Dick Okimura opened his first restaurant at the Hukilau Hotel in 1945. Tidal waves in 1957 and 1960 hit him hard, but both times he rebuilt and reopened.
Shhhhhh …
Hilo native Ken Fujii said he remembers the Club Hukilau.
“When I was 16, a bunch of us Hilo High kids went there after our prom, all decked out in carnation leis and finery, and we ordered drinks from the waitress.
“She said, ‘OK, but shhhhhh, don’t tell anyone!’ as we were obviously below the legal drinking age. That was my first taste of a Singapore Sling and it made me real woozy.”
Fujii said, “My mom and dad used to go to Dick’s Coffee House almost daily in the Hilo Shopping Center for years. They knew the specials for each day of the week by heart.
“That homey, scruffy restaurant with all of the college banners and pennants tacked to the walls was where lots of Hilo’s retirees went to eat a leisurely lunch. My folks also liked that place because it was easy to access, with lots of available parking, and the wait staff knew them by name. They always bumped into fellow retirees whom they hadn’t seen for a long time.
“Dick’s Coffee House was doing so well that they decided to expand and move to the Prince Kuhio Mall in 1991, where they doubled the space and seating of their restaurant. I’m sure they expected their existing customers to follow them to their new location.
“But to my folks’ dismay, the new Dick’s did not have the same homey local ambiance and feel to it. It was more like a sparkly Spencecliff coffee shop, filled with yuppies. And parking was more difficult. They felt out of place.
“So they stopped going to Dick’s and instead switched their lunchtime loyalties to places like the Firehouse Restaurant in Kaiko‘o Mall, and Don’s Grill in the Waiakea Houselots.
“The clientele and demographic base for the new Dick’s went from senior retired consumers to younger customers, often workers from around the area and shoppers at the mall. These new customers were not the leisurely retirees of the old Dick’s in the Hilo Shopping Center, but younger folks who had a limited lunch hour of 30 or more minutes and wanted a quick in-and-out meal.
“One time when I was with my folks in Hilo, we ventured into Dick’s. Dick himself came over to sit with us and to chat with my folks (I believe that they knew each other from their days as youngsters in Waiakea). And he lamented that the kitchen at the new restaurant was too small to accommodate the large space filled with time-constrained eaters.

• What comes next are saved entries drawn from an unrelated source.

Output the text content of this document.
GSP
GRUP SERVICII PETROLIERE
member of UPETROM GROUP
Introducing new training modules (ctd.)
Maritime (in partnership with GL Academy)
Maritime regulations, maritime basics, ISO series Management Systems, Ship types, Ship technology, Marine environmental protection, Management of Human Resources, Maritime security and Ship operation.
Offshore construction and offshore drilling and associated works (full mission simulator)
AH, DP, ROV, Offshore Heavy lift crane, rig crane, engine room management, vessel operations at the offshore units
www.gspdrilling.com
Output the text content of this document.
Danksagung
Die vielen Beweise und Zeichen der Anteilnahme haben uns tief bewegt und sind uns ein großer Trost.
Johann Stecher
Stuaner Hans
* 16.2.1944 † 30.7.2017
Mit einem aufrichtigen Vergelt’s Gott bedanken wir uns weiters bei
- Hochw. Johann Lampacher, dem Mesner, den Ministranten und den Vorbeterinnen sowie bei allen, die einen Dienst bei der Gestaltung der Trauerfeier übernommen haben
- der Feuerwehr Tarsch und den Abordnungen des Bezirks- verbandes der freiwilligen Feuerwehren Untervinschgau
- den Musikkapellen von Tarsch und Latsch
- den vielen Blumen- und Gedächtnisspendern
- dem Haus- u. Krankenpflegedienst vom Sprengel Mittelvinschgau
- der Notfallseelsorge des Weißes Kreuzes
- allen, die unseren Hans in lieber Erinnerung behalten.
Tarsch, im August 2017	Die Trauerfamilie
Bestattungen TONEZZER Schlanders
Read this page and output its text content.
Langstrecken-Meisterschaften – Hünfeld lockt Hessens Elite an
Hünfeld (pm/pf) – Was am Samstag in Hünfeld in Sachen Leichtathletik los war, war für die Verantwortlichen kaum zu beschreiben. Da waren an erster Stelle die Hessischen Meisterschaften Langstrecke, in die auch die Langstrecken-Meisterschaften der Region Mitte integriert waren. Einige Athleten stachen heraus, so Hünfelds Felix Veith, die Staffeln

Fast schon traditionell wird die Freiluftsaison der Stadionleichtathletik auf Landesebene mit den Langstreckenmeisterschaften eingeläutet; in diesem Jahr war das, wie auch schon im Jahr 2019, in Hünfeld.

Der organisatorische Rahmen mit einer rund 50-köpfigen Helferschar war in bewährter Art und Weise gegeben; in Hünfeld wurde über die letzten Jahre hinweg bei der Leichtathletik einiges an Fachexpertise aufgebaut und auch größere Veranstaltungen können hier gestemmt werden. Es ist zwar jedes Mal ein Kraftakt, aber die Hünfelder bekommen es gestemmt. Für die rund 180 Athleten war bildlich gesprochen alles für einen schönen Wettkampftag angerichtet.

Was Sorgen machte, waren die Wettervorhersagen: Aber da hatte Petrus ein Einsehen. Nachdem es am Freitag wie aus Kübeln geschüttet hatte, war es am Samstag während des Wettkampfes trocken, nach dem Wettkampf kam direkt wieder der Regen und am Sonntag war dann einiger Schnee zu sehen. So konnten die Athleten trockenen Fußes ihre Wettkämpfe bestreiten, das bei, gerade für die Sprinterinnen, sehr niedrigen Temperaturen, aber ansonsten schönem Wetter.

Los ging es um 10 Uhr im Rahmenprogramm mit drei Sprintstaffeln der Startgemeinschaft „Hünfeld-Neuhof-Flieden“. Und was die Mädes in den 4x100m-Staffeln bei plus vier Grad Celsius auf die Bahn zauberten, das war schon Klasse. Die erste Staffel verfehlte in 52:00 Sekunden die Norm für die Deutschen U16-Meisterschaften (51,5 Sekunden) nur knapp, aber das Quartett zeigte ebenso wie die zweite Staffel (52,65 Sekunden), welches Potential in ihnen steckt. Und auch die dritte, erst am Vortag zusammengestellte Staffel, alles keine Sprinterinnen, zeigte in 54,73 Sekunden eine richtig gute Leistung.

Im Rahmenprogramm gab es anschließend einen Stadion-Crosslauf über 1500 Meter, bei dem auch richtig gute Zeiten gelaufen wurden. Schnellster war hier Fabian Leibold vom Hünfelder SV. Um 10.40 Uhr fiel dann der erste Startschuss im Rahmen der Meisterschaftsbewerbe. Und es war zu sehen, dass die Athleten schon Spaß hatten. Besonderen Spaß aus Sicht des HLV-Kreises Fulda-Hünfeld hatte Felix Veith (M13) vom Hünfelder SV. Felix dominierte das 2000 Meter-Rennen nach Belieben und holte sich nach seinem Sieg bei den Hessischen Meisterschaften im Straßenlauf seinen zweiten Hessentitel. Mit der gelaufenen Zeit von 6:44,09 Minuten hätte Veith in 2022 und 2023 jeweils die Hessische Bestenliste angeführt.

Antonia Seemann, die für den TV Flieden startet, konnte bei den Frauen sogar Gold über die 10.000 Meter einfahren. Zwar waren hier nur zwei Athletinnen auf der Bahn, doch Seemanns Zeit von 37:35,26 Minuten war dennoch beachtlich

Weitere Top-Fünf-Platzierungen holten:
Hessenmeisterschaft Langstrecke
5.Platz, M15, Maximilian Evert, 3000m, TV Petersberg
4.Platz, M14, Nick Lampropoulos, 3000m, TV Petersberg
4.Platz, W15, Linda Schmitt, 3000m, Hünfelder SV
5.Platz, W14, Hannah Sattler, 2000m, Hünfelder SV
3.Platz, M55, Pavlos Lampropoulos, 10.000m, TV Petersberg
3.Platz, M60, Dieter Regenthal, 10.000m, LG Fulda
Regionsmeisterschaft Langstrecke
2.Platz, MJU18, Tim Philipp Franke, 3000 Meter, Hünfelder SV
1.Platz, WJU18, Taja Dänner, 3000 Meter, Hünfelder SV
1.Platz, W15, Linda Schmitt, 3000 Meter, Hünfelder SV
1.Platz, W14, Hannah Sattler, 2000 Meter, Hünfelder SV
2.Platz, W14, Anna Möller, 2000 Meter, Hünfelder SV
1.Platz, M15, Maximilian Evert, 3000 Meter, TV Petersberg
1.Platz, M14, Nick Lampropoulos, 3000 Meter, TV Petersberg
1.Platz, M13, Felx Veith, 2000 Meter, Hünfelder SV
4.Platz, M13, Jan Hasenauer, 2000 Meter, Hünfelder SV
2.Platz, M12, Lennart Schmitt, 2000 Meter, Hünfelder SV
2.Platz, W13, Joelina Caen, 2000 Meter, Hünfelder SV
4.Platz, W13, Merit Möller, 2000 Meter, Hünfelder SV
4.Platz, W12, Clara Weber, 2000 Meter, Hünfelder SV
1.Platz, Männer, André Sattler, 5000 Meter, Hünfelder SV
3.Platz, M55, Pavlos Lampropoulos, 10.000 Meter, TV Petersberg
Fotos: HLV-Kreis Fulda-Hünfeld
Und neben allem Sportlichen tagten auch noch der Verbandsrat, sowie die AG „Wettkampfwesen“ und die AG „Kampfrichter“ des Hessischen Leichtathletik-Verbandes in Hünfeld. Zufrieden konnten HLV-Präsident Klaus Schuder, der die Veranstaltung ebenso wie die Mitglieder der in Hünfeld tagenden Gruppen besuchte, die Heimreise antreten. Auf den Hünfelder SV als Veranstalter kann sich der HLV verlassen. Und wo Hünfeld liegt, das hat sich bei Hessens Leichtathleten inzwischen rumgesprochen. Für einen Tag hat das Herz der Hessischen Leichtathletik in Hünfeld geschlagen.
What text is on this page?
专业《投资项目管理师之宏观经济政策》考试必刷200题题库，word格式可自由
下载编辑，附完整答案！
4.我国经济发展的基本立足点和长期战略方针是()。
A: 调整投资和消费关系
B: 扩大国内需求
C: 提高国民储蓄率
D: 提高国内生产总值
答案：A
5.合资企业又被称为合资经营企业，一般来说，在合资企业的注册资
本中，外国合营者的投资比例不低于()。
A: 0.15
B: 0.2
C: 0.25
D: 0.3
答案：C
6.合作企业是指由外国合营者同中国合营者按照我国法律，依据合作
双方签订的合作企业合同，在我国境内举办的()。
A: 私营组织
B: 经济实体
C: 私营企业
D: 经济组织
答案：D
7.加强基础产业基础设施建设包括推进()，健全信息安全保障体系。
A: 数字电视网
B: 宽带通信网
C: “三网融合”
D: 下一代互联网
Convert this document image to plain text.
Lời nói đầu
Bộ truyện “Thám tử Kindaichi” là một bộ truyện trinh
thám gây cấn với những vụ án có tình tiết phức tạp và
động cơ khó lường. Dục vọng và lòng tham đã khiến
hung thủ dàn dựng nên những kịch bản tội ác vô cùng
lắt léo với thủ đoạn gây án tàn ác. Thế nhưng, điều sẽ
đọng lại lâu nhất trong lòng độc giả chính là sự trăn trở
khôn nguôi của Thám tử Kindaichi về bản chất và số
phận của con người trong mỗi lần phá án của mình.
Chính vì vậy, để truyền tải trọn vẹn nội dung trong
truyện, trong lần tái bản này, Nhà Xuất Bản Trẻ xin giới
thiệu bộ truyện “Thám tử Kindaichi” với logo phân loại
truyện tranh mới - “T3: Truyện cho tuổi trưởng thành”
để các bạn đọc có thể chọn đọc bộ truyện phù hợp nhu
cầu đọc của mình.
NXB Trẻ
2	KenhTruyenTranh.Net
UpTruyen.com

“Customers began to complain about slow service, since most of them had to return to work. With their kitchen unable to meet the time demands of their new customer demographic, patronage decreased.” The coffee shop closed in 1997.
“This just goes to show how important it is for business owners to know their customers,” Fujii surmises. “A success in one location or with one demographic may not translate to success in another. It’s so much more than just having a great product or service.”